By Harry Scherzer, Actuary and CEO of Future Forex
From Cape Town’s tech-driven property boom to high-yield rental pockets in up-and-coming urban centres, South Africa offers strategic opportunities for buyers looking to stretch their pounds and tap into a dynamic, globally connected market.
South Africa might not be at the top of the list for British buyers investing overseas, but perhaps it should be. A favourable exchange rate, lower entry costs than the UK and a less onerous tax regime are making it an increasingly attractive option. And while the lifestyle perks – think ocean-view living, bush escapes and weekends in the winelands – are a major draw, the financial upside catches the eye.

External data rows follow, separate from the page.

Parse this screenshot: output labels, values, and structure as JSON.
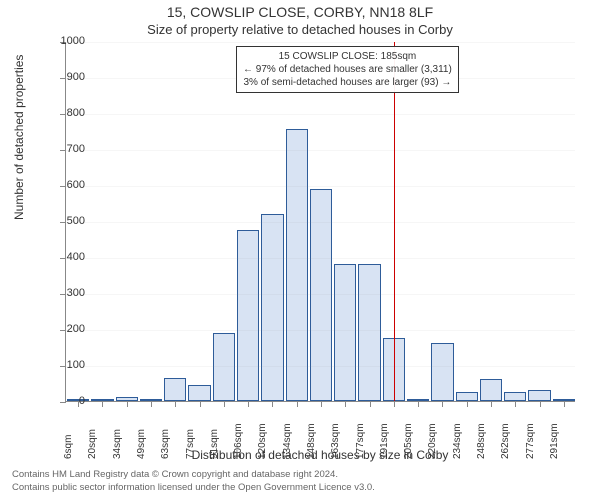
{
  "title": "15, COWSLIP CLOSE, CORBY, NN18 8LF",
  "subtitle": "Size of property relative to detached houses in Corby",
  "y_axis": {
    "label": "Number of detached properties",
    "ticks": [
      0,
      100,
      200,
      300,
      400,
      500,
      600,
      700,
      800,
      900,
      1000
    ],
    "min": 0,
    "max": 1000
  },
  "x_axis": {
    "label": "Distribution of detached houses by size in Corby",
    "ticks": [
      "6sqm",
      "20sqm",
      "34sqm",
      "49sqm",
      "63sqm",
      "77sqm",
      "91sqm",
      "106sqm",
      "120sqm",
      "134sqm",
      "148sqm",
      "163sqm",
      "177sqm",
      "191sqm",
      "205sqm",
      "220sqm",
      "234sqm",
      "248sqm",
      "262sqm",
      "277sqm",
      "291sqm"
    ]
  },
  "bars": [
    3,
    3,
    10,
    5,
    63,
    45,
    190,
    475,
    520,
    755,
    590,
    380,
    380,
    176,
    4,
    160,
    24,
    62,
    26,
    30,
    2
  ],
  "marker": {
    "category_index": 13,
    "color": "#cc0000"
  },
  "annotation": {
    "lines": [
      "15 COWSLIP CLOSE: 185sqm",
      "← 97% of detached houses are smaller (3,311)",
      "3% of semi-detached houses are larger (93) →"
    ]
  },
  "footer": {
    "line1": "Contains HM Land Registry data © Crown copyright and database right 2024.",
    "line2": "Contains public sector information licensed under the Open Government Licence v3.0."
  },
  "style": {
    "bar_fill": "#d8e3f3",
    "bar_stroke": "#2e5c99",
    "background": "#ffffff",
    "axis_color": "#888888",
    "title_fontsize": 14,
    "subtitle_fontsize": 13,
    "label_fontsize": 12,
    "tick_fontsize": 11,
    "xtick_fontsize": 10,
    "footer_fontsize": 9.5
  }
}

The rand has weakened significantly over the past 20 years, boosting the pound’s buying power in real terms. In the early 2000s, £1 bought around R15. By 2015, it was trading at R22 and today it’s closer to R24.23 – a 61.5% increase since 2005. For sterling-based investors, that translates into greater purchasing power and the ability to secure far more property for their money than ever before.
High returns in a maturing market
With the average South African home priced at around R1.6 million (roughly £68,000), the market presents a rare opportunity for foreign buyers to enter at a relatively low threshold. Even in Cape Town – the most expensive city in South Africa – the average price sits at R3.5 million, well within reach for many UK buyers seeking a second home or investment property.
Cape Town continues to outperform the rest of the country, buoyed by strong domestic migration, international demand and a growing tech economy. Over the past decade, property values in the city have increased by 160%, with annual growth hitting 8.5% in June 2025 – far above the national average of 5.2%. Neighbourhoods like the Atlantic Seaboard and City Bowl have registered double-digit annual gains.
International buyers are a major part of this surge. In the first five months of 2025, Cape Town recorded more than R1 billion in foreign-funded property sales, driven largely by British, German, and Dutch investors seeking secure, amenity-rich developments that offer both lifestyle appeal and long-term resale value.
At the same time, cities like Johannesburg, Durban and Pretoria offer great value, particularly in well-situated districts benefiting from urban regeneration and increasing rental demand.
Smooth process, smarter transfers
The buying process in South Africa is transparent and relatively simple. Foreigners can own residential property outright, although ownership doesn’t confer residency. Separate visa applications are required for those intending to relocate. Mortgages are available to non-residents, but typically require a 50% deposit and Reserve Bank approval.
Buyers must comply with anti-money laundering (FICA) regulations, including proof of identity, address and source of funds. A local conveyancing attorney is essential, as properties are typically sold voetstoots (“as is”) and require proper due diligence.
Transfer duty – South Africa’s equivalent of stamp duty – applies to purchases above R1.21 million. For example, a R5 million property attracts around R350,000 in transfer duty. In contrast, a property of similar value in the UK (about £206,000) would fall below the current £250,000 threshold, meaning no stamp duty is payable. Bond registration and legal fees are additional, though buying off-plan can reduce upfront costs, as new developments are exempt from transfer duty.
For UK-based buyers, managing international money transfers efficiently is key to unlocking full value. Using a specialist currency partner, rather than relying on high-street banks, can result in significantly better exchange rates and lower fees on large transactions. That difference could easily equate to tens of thousands of rands in savings, directly increasing the amount available for your purchase. The benefits go beyond cost savings – choosing the right provider means less admin, faster turnaround times, and white-glove support from start to finish.
Strategic upside with lifestyle perks
South Africa’s appeal goes well beyond affordability. Inflation is stabilising, interest rates are softening and the coalition government formed in 2024 has helped restore a measure of political confidence. While structural challenges persist – including power supply and infrastructure concerns – the overall outlook is improving.
Cape Town, in particular, stands out as a destination that offers resilience, lifestyle and solid returns. With top-end homes commanding around R31,000/m² and buyer demand showing no signs of slowing, the window for value may not stay open for long.
For UK investors looking to diversify abroad while capitalising on the clear currency advantage, South Africa offers more than a scenic escape.